Pegação louca não é heresia, é fantasia. Pode ser sacanagem da boa, mas é bem mais que isso. Talvez seja uma espécie de feitiço. Não acontece toda hora, não é em toda sexta que vigora. É uma união de almas no mais íntimo de suas necessidades física e psicológica. Nisso, honestamente, não existe lógica. É uma venenosa loteria. É um lapso de bem vinda loucura em um apático dia. Pegação louca é não saber se tem futuro, e querer sofrer toda a incerteza do depois. Nós dois? Não sei. É usar o coração até senti-lo mastigado em questão de segundos. Pegação louca é uma junção de mundos. É carne, é essência, é perfume, é poesia, é verso sacana, é um ato de Nelson Rodrigues, é rock doente no último volume com guitarras ensandecidas gritando. Pegação louca talvez seja amor brotando. Pode não ser, mas quase sempre é um pedaço de vida congelando. Vivo no passado, morto no presente. Pegação louca só se sente. Pegação louca é um pouco mentira e um pouco verdade. No fundo, é uma total insanidade. Quem sabe, leviandade. Quase sempre vira saudade. Pegação louca são minutos contados por invejosos. São fagulhas penetrando nos hormônios ociosos. Pegação louca hipnotiza e faz querer, mas não impede de doer. Sempre dói depois do depois. Depois de nós dois. Pegação louca é um drama, é cama, é intrincada trama. É Elis cantando Atrás da Porta. É olho no olho que corta. É discutir Benedetti e Neruda, é entender perfeitamente uma atração muda. Pegação louca é um bônus partilhado em cinco, seis horas. É uma urgência sem demoras. É um querer mútuo e anestesiante. É uma paixão mutante. Pegação louca são seres vivendo sua animalesca vontade de serem felizes. São dois estranhos comungando do seu ridículo com boas e ingênuas intenções. Pegação louca são canções. São verões. São refrões. Pegação louca é uma foto ornando a parede das emblemáticas coisas sem sentido da vida. Pegação louca é adivinhação de pensamento, é conspiração do destino como prêmio por bom comportamento. Pegação louca é cheiro que não sai da roupa, é o insano momento em que se tatua o outro no nosso eu. Pegação louca possivelmente não é do mundo real. Talvez até seja ilegal, por fazer brincar de eternidade com o que não se tem. Mas ainda assim, prefiro esse tipo de mal a um insosso e conhecido bem. 

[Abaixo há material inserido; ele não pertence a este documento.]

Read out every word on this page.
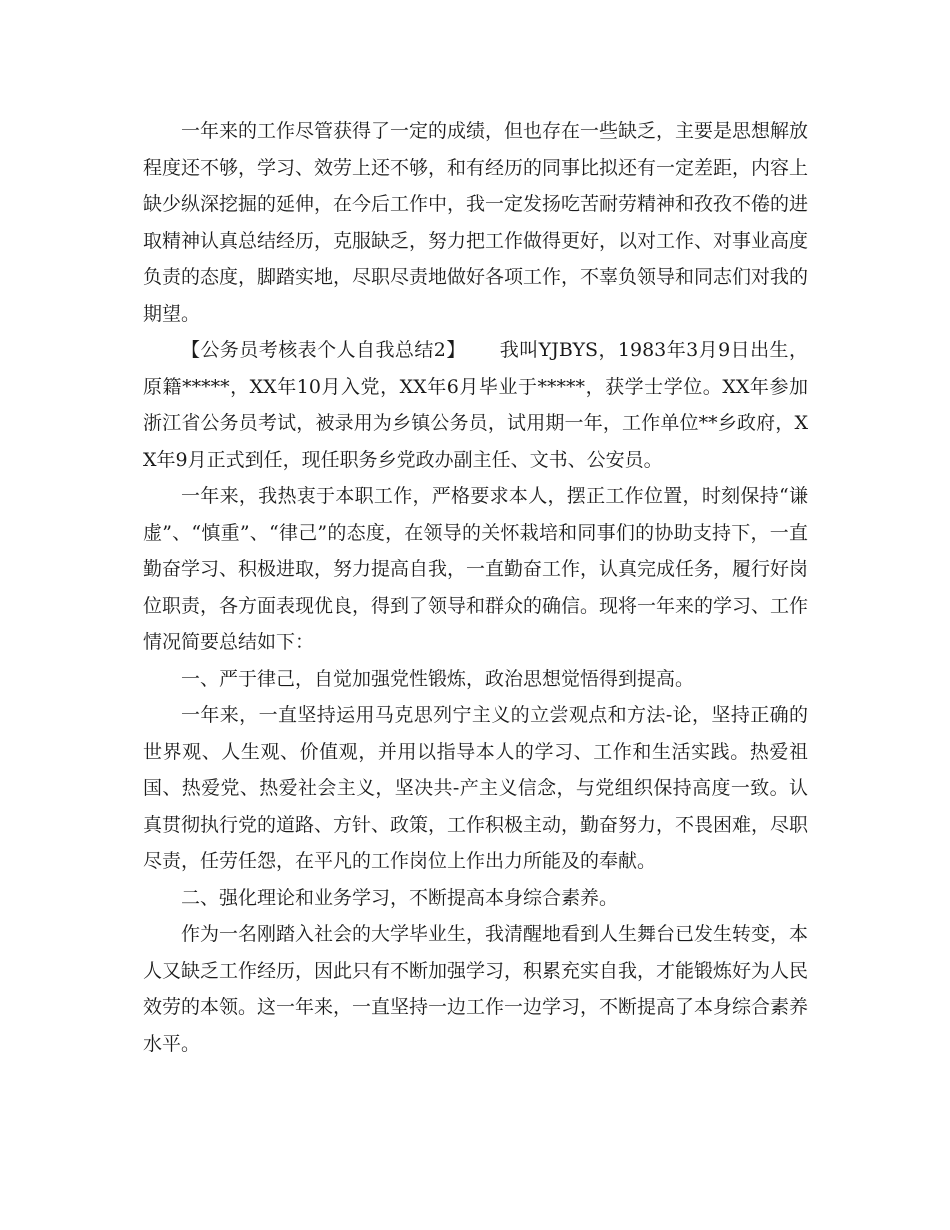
一年来的工作尽管获得了一定的成绩，但也存在一些缺乏，主要是思想解放程度还不够，学习、效劳上还不够，和有经历的同事比拟还有一定差距，内容上缺少纵深挖掘的延伸，在今后工作中，我一定发扬吃苦耐劳精神和孜孜不倦的进取精神认真总结经历，克服缺乏，努力把工作做得更好，以对工作、对事业高度负责的态度，脚踏实地，尽职尽责地做好各项工作，不辜负领导和同志们对我的期望。

【公务员考核表个人自我总结2】 我叫YJBYS，1983年3月9日出生，原籍*****，XX年10月入党，XX年6月毕业于*****，获学士学位。XX年参加浙江省公务员考试，被录用为乡镇公务员，试用期一年，工作单位**乡政府，XX年9月正式到任，现任职务乡党政办副主任、文书、公安员。

一年来，我热衷于本职工作，严格要求本人，摆正工作位置，时刻保持“谦虚”、“慎重”、“律己”的态度，在领导的关怀栽培和同事们的协助支持下，一直勤奋学习、积极进取，努力提高自我，一直勤奋工作，认真完成任务，履行好岗位职责，各方面表现优良，得到了领导和群众的确信。现将一年来的学习、工作情况简要总结如下：

一、严于律己，自觉加强党性锻炼，政治思想觉悟得到提高。

一年来，一直坚持运用马克思列宁主义的立尝观点和方法-论，坚持正确的世界观、人生观、价值观，并用以指导本人的学习、工作和生活实践。热爱祖国、热爱党、热爱社会主义，坚决共-产主义信念，与党组织保持高度一致。认真贯彻执行党的道路、方针、政策，工作积极主动，勤奋努力，不畏困难，尽职尽责，任劳任怨，在平凡的工作岗位上作出力所能及的奉献。

二、强化理论和业务学习，不断提高本身综合素养。

作为一名刚踏入社会的大学毕业生，我清醒地看到人生舞台已发生转变，本人又缺乏工作经历，因此只有不断加强学习，积累充实自我，才能锻炼好为人民效劳的本领。这一年来，一直坚持一边工作一边学习，不断提高了本身综合素养水平。
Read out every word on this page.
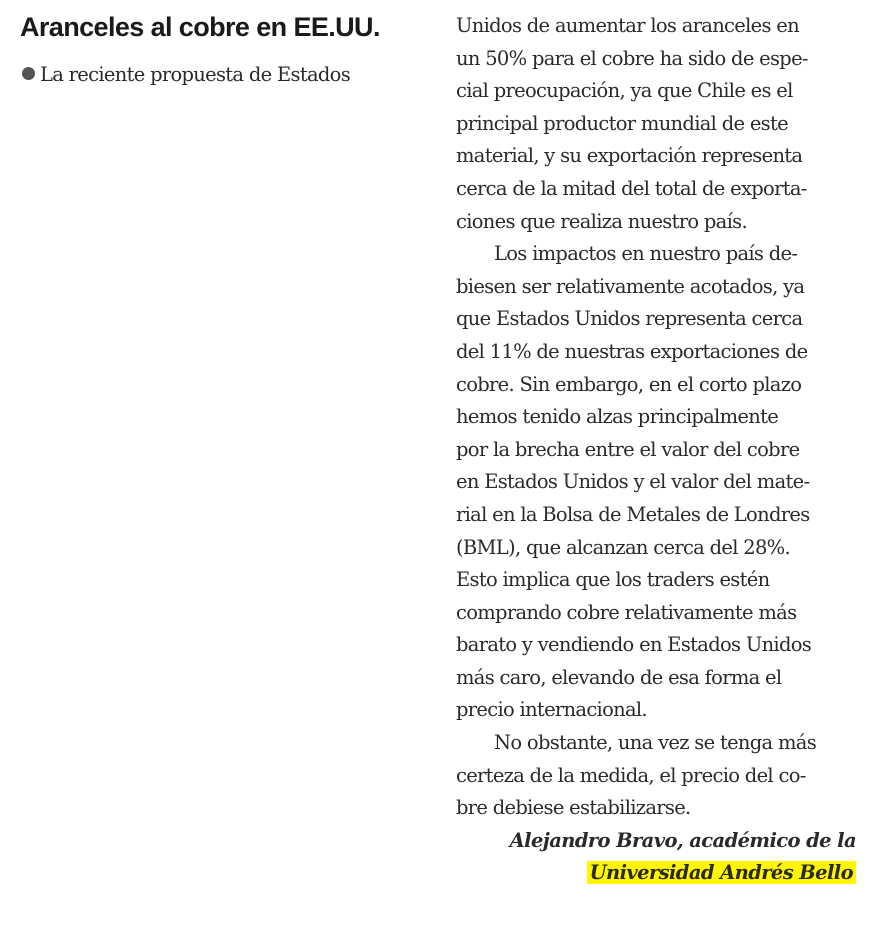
Aranceles al cobre en EE.UU.
La reciente propuesta de Estados
Unidos de aumentar los aranceles en
un 50% para el cobre ha sido de espe-
cial preocupación, ya que Chile es el
principal productor mundial de este
material, y su exportación representa
cerca de la mitad del total de exporta-
ciones que realiza nuestro país.
Los impactos en nuestro país de-
biesen ser relativamente acotados, ya
que Estados Unidos representa cerca
del 11% de nuestras exportaciones de
cobre. Sin embargo, en el corto plazo
hemos tenido alzas principalmente
por la brecha entre el valor del cobre
en Estados Unidos y el valor del mate-
rial en la Bolsa de Metales de Londres
(BML), que alcanzan cerca del 28%.
Esto implica que los traders estén
comprando cobre relativamente más
barato y vendiendo en Estados Unidos
más caro, elevando de esa forma el
precio internacional.
No obstante, una vez se tenga más
certeza de la medida, el precio del co-
bre debiese estabilizarse.
Alejandro Bravo, académico de la
Universidad Andrés Bello
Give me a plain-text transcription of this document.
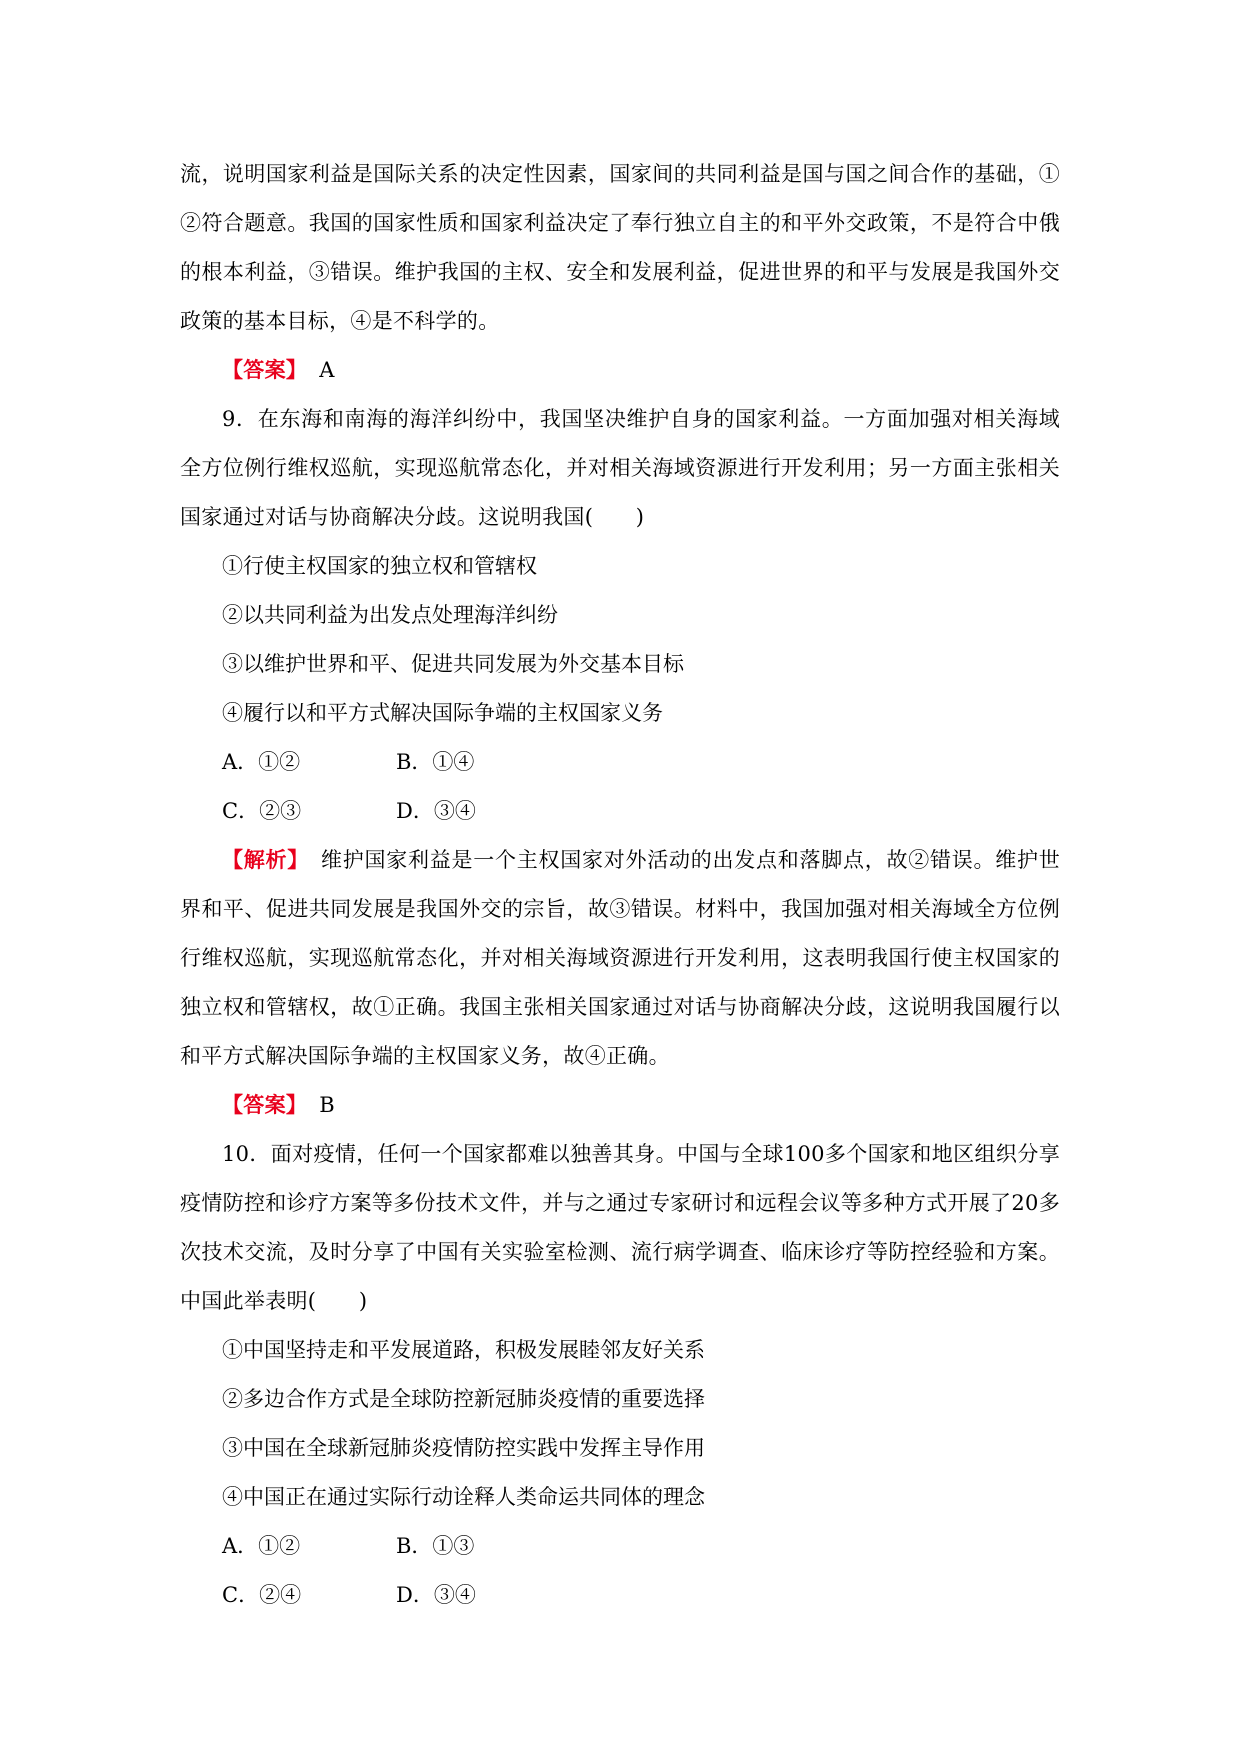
流，说明国家利益是国际关系的决定性因素，国家间的共同利益是国与国之间合作的基础，①②符合题意。我国的国家性质和国家利益决定了奉行独立自主的和平外交政策，不是符合中俄的根本利益，③错误。维护我国的主权、安全和发展利益，促进世界的和平与发展是我国外交政策的基本目标，④是不科学的。

【答案】 A

9．在东海和南海的海洋纠纷中，我国坚决维护自身的国家利益。一方面加强对相关海域全方位例行维权巡航，实现巡航常态化，并对相关海域资源进行开发利用；另一方面主张相关国家通过对话与协商解决分歧。这说明我国(　　)

①行使主权国家的独立权和管辖权

②以共同利益为出发点处理海洋纠纷

③以维护世界和平、促进共同发展为外交基本目标

④履行以和平方式解决国际争端的主权国家义务

A．①②	B．①④

C．②③	D．③④

【解析】 维护国家利益是一个主权国家对外活动的出发点和落脚点，故②错误。维护世界和平、促进共同发展是我国外交的宗旨，故③错误。材料中，我国加强对相关海域全方位例行维权巡航，实现巡航常态化，并对相关海域资源进行开发利用，这表明我国行使主权国家的独立权和管辖权，故①正确。我国主张相关国家通过对话与协商解决分歧，这说明我国履行以和平方式解决国际争端的主权国家义务，故④正确。

【答案】 B

10．面对疫情，任何一个国家都难以独善其身。中国与全球100多个国家和地区组织分享疫情防控和诊疗方案等多份技术文件，并与之通过专家研讨和远程会议等多种方式开展了20多次技术交流，及时分享了中国有关实验室检测、流行病学调查、临床诊疗等防控经验和方案。中国此举表明(　　)

①中国坚持走和平发展道路，积极发展睦邻友好关系

②多边合作方式是全球防控新冠肺炎疫情的重要选择

③中国在全球新冠肺炎疫情防控实践中发挥主导作用

④中国正在通过实际行动诠释人类命运共同体的理念

A．①②	B．①③

C．②④	D．③④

*Escute, lendo Mardy Bum, dos Arctic Monkeys, ou Bottle It up, da Sara Bareilles, ou Sexy boy, do Air, ou True love ways, do Buddy Holly, ou Tell me where it hurts, do Garbage, ou Deixe estar, da Marina Lima, ou Sexual healing, do Marvin Gaye, ou Everyday is like sunday, versão do Pretenders, ou All shook up, do Ry Cooder, ou Goodnight moon, da Shivaree, ou Young folks, do Kooks, ou Love me like you, do Magic Numbers, ou....... tá, chega. :)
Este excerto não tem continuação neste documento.